The Labour Party notes the value of building societies and the strength and diversity that a healthy mutual sector brings to financial services. The Liberal Democrats assert “mutuals, co-operatives and social enterprises have an important role to play in the creation of a more balanced and mixed economy. Mutuals give people a proper stake in the places they work, spreading wealth through society, and bringing innovative and imaginative business ideas to bear on meeting local needs.
”The Conservative Party sees mutuality as the way forward within public services and pledge to support co-operatives and mutualisation as a way of transferring public assets and revenue streams to public sector workers; essentially employee-led co-operatives. Find out more here.”
Imagine the transformative impact of Trade union funded ‘People’s Houses’ in each town or large village all over Britain. Organising local people for the common good. Helping establish self help, CoOperatives, mutuals and credit unions. This is how our movement grew via self empowerment and collectivism. We can rebuild again from community grassroots up.
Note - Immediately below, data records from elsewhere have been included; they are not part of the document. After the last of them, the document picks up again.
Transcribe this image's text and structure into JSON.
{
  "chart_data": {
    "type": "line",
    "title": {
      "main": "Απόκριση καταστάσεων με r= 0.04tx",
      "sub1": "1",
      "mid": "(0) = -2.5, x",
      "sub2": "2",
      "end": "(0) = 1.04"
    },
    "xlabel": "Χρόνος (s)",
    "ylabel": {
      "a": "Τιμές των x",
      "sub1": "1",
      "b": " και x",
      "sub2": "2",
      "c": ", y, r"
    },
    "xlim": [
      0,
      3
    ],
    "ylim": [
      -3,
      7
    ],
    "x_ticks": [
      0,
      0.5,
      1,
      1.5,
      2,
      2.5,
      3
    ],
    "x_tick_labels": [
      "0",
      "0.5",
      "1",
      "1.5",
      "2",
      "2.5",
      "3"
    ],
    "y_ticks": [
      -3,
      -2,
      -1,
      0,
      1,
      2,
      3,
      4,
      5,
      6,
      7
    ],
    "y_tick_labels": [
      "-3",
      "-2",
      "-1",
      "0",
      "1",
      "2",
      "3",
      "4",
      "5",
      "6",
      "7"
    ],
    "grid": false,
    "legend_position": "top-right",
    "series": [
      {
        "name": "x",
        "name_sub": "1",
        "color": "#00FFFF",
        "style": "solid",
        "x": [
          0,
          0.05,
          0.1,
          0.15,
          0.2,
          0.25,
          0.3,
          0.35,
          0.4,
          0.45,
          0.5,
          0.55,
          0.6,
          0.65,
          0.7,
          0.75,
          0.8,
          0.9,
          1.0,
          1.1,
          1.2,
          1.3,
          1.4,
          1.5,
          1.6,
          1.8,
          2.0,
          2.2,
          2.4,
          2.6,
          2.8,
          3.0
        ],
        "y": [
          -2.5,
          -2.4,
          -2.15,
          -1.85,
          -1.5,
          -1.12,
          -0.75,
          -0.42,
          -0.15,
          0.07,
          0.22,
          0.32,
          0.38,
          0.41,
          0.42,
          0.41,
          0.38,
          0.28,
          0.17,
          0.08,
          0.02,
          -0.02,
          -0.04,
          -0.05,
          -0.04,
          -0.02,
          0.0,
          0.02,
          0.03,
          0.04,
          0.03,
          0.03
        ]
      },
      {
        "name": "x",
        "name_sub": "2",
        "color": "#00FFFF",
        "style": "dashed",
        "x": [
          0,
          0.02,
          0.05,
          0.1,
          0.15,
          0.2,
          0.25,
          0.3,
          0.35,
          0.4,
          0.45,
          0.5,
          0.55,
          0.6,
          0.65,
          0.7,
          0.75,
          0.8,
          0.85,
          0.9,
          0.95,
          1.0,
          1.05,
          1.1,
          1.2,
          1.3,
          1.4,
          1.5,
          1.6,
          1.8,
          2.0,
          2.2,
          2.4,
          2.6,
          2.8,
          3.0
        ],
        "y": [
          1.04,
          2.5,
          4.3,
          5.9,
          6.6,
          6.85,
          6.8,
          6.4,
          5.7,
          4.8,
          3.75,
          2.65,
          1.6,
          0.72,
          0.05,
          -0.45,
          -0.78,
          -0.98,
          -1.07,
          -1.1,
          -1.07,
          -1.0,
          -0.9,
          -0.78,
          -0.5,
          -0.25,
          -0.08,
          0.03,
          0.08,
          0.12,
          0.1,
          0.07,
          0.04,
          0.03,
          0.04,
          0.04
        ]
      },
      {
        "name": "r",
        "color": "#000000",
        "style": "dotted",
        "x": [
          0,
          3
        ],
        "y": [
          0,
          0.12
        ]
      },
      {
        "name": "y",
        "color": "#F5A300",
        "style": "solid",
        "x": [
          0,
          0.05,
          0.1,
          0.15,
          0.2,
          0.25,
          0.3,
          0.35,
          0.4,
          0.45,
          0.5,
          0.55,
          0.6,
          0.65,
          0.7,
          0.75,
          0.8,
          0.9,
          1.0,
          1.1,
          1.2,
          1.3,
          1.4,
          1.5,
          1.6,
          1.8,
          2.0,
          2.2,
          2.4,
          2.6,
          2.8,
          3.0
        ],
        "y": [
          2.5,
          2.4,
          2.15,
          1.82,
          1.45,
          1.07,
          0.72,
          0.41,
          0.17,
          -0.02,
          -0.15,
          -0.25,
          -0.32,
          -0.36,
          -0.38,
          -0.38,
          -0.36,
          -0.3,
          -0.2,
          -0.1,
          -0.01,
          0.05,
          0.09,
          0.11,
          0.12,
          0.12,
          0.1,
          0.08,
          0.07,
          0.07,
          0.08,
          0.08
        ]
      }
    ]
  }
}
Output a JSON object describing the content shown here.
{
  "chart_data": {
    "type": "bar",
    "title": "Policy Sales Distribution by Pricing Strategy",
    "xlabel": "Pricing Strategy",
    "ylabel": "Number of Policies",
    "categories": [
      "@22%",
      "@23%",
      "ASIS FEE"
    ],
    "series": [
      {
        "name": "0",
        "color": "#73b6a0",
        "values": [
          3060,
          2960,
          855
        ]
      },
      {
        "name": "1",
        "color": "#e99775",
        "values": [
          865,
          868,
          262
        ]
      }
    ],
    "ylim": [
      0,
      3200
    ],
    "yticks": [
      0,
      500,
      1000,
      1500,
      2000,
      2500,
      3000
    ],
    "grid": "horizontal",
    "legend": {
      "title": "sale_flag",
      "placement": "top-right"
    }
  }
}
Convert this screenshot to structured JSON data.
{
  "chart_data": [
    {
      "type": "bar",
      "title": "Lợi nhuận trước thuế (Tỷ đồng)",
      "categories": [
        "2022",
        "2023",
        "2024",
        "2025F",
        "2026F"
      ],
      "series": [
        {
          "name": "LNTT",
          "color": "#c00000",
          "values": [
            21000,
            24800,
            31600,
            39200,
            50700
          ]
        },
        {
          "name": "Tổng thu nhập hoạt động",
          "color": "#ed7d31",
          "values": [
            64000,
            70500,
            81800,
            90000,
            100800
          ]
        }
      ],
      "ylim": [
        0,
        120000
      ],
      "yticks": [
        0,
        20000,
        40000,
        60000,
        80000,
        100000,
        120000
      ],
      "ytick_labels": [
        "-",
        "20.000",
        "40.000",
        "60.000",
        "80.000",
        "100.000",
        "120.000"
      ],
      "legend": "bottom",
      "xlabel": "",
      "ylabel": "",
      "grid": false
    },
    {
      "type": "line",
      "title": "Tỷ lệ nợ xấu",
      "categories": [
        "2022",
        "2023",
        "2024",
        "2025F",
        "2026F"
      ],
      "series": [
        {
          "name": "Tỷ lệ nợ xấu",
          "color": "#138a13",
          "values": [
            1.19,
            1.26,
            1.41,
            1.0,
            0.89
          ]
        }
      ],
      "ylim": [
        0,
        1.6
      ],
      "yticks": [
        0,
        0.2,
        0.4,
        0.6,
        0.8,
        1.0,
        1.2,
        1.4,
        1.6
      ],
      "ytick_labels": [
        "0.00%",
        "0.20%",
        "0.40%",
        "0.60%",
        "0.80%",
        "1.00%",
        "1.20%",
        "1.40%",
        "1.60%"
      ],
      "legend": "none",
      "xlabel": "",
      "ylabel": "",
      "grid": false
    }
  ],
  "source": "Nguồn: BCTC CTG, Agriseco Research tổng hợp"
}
We must begin a program of emancipatory activism and work alongside our people in working class communities. Then maybe, if we cannot reclaim our Labour Party, we need a new party of the people. A party representative of our communities, with representatives drawn from those communities. We can build a representative party as our ancestors did.
Utilise those extraordinary people, the real life super heroes of community activism who are driven not by self profiteering or careers, but driven by authentic altruism. These are the people who would and will produce the real social and systemic change our people require and demand.
We can no longer put our faith in those who cosy up to the establishment few at the expense of the many. We need our own representatives chosen from our own people, who will act in the interests of our communities and people!
We stand on the shoulders of giants who showed the way. The systemic change required to radically redress the years of decline in living standards of the working class will only come about by a democratic revolution built from within our communities and from the ground up!